Видимо, по недостатку воображения мне этого не понять.
Последний раз, когда они были в Париже, мы сидели в маленьком ресторанчике на левом берегу и обсуждали издательские планы на следующую пятилетку. Внешне Хозяин сильно сдал, похудел, однако, по обыкновению, не переставал шутить. По традиции (уже ранее указанной мною) разговор перешел на баб, тем более что я люблю повторять фразу Алешковского: «Баб не видел я года четыре», и так часто, что ее уже приписывают мне. Кстати, сейчас в моем исполнении эта фраза звучит как явное хвастовство. Всего четыре года?
— И вообще, пора пойти к бабам, — сказал я, — сил нет терпеть.
— Что ж, давай пойдем.
Я опешил. Хозяин говорил серьезно. Он был готов.
— Идите, — сказала Хозяйка. — Потом примешь ванну и объяснишь мне, как тебя продезинфицировать.
Заметя мою растерянность, Хозяин несколько смущенно добавил:
— Боюсь, что другой возможности у меня больше не будет.
Не думаю, что Хозяин надеялся получить от парижских девок нечто такое, чего ему не хватало в красавице жене. Может, важен был поступок. Какая-то эскапада. Баловство. Почувствовать себя здоровым. Как все.
— Перестань! — закричал я. — Вот снова приедешь в Париж, и тогда обязательно пойдем! Обещаю! К этому дню я поставлю на площади Пигаль первую сборную.
Нет, повторяю, мне не понять психологию человека, который знает, что для него все кончено. Я живу во власти иллюзии, будто каждому остается сто лет. Когда придет мой час, тогда поговорим. Если успеем.
А пока я хочу только спросить — за что ему так?
Я бы делил людей на два вида: на собак и на кошек.
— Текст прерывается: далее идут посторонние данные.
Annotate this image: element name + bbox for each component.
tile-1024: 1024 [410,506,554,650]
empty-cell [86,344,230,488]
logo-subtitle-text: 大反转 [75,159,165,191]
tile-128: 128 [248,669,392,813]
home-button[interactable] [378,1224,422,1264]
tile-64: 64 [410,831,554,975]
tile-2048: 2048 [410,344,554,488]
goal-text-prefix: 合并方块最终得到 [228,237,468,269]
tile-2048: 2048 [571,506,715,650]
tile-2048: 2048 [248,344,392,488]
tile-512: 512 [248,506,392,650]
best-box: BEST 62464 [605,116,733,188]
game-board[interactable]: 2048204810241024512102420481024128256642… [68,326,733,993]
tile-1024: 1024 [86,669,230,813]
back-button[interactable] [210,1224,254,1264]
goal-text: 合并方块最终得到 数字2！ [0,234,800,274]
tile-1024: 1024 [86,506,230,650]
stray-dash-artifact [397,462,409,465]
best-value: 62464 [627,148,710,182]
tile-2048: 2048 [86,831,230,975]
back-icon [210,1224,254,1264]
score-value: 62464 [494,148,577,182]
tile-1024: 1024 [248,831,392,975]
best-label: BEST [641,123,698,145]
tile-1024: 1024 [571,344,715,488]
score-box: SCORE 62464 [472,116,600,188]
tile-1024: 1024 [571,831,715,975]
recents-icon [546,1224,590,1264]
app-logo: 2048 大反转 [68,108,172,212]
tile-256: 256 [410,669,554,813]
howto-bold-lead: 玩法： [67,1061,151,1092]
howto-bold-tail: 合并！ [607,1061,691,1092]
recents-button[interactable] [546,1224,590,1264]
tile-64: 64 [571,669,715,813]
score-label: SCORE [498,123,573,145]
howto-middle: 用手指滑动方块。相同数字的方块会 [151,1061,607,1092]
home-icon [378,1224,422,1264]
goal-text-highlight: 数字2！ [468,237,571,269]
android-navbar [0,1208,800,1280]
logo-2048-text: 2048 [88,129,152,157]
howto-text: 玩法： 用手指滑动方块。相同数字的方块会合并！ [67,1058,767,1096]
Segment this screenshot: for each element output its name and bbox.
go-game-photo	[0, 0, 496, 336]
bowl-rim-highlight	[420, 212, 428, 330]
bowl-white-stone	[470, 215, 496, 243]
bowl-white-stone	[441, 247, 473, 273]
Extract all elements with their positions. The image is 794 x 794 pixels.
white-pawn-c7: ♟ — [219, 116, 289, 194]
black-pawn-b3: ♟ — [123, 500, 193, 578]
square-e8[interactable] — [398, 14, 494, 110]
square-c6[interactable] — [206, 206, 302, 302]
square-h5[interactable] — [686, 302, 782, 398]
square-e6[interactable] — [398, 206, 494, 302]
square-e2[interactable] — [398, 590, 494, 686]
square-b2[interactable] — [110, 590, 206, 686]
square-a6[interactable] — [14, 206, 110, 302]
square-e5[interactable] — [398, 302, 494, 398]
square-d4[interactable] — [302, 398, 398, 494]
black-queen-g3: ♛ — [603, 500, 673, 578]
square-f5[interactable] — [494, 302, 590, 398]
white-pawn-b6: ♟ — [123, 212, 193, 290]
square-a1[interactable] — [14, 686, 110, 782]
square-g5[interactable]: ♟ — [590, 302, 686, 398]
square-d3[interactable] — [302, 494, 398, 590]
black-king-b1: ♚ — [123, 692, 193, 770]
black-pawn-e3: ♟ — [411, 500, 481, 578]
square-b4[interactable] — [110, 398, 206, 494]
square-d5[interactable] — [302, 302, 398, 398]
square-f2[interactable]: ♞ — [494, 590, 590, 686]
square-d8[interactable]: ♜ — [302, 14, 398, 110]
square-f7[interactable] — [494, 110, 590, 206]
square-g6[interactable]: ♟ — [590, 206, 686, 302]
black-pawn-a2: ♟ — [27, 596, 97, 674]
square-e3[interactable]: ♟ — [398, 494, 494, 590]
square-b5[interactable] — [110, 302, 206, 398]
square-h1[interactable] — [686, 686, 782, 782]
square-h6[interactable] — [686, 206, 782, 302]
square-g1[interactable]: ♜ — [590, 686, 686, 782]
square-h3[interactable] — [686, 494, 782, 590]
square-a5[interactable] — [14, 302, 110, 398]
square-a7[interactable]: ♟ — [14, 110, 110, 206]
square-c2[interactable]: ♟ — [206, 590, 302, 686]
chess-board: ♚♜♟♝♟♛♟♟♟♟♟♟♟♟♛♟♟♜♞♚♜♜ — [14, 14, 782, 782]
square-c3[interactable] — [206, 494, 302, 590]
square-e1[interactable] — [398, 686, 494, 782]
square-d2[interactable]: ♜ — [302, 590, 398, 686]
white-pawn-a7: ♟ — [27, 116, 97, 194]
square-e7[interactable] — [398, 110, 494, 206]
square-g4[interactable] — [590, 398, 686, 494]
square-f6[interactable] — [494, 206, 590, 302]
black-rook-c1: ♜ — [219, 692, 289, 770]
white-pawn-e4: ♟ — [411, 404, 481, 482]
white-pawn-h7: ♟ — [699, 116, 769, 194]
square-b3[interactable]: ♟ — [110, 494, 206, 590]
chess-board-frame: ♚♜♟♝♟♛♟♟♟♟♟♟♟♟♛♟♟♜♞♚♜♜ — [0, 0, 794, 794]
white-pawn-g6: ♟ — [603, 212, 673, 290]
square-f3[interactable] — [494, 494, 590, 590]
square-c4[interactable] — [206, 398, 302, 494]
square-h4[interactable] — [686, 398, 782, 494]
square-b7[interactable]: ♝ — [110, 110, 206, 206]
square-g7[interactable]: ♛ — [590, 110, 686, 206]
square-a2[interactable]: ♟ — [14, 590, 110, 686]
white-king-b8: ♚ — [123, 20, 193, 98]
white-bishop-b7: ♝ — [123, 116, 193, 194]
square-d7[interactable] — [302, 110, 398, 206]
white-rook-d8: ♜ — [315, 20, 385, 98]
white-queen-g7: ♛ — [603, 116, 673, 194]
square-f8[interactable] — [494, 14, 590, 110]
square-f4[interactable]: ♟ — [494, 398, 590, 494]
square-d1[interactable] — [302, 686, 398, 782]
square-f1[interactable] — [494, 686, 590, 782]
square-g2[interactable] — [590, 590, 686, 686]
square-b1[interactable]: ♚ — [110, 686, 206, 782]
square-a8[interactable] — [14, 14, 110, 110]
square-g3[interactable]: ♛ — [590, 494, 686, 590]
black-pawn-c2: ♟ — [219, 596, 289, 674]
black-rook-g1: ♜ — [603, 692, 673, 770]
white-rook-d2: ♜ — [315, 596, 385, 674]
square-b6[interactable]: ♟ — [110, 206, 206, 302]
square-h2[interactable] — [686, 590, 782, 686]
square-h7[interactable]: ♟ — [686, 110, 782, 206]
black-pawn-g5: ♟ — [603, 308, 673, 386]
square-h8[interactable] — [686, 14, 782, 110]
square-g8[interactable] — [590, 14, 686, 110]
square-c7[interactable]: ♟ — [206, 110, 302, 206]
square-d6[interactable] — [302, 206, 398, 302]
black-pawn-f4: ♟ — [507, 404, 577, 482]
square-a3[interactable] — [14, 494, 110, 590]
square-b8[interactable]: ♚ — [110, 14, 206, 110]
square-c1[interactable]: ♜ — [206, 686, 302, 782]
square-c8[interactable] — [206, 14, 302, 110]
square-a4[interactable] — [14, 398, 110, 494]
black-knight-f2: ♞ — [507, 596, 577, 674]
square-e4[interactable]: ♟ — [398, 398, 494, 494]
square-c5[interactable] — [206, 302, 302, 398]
Я из породы собак, мне не сидится на месте, мне надо обегать как можно больше пространства. Хозяйка же явная кошка, ей хорошо, когда она свернется где-нибудь в углу.
Мои попытки вытянуть ее в город ни к чему не привели, то есть мы в конце концов приехали в Анн-Арбор, но ровно за десять минут до назначенной встречи в ресторане с ее командой.
Мы все же прошли по улице метров двести, и, наверно, Хозяйка посчитала это грандиозным подвигом. Я-то надеялся покрутить по центру хотя бы час…
Зато в ресторане она в своей стихии, потягивается и мурлычет. И команда у нее очень симпатичная, «коллектив небольшой, но пьющий» (из какой-то стенгазеты). Я этих ребят знал только по голосам, с каждым (и с каждой) говорил по телефону, когда названивал из Парижа или Нью-Йорка.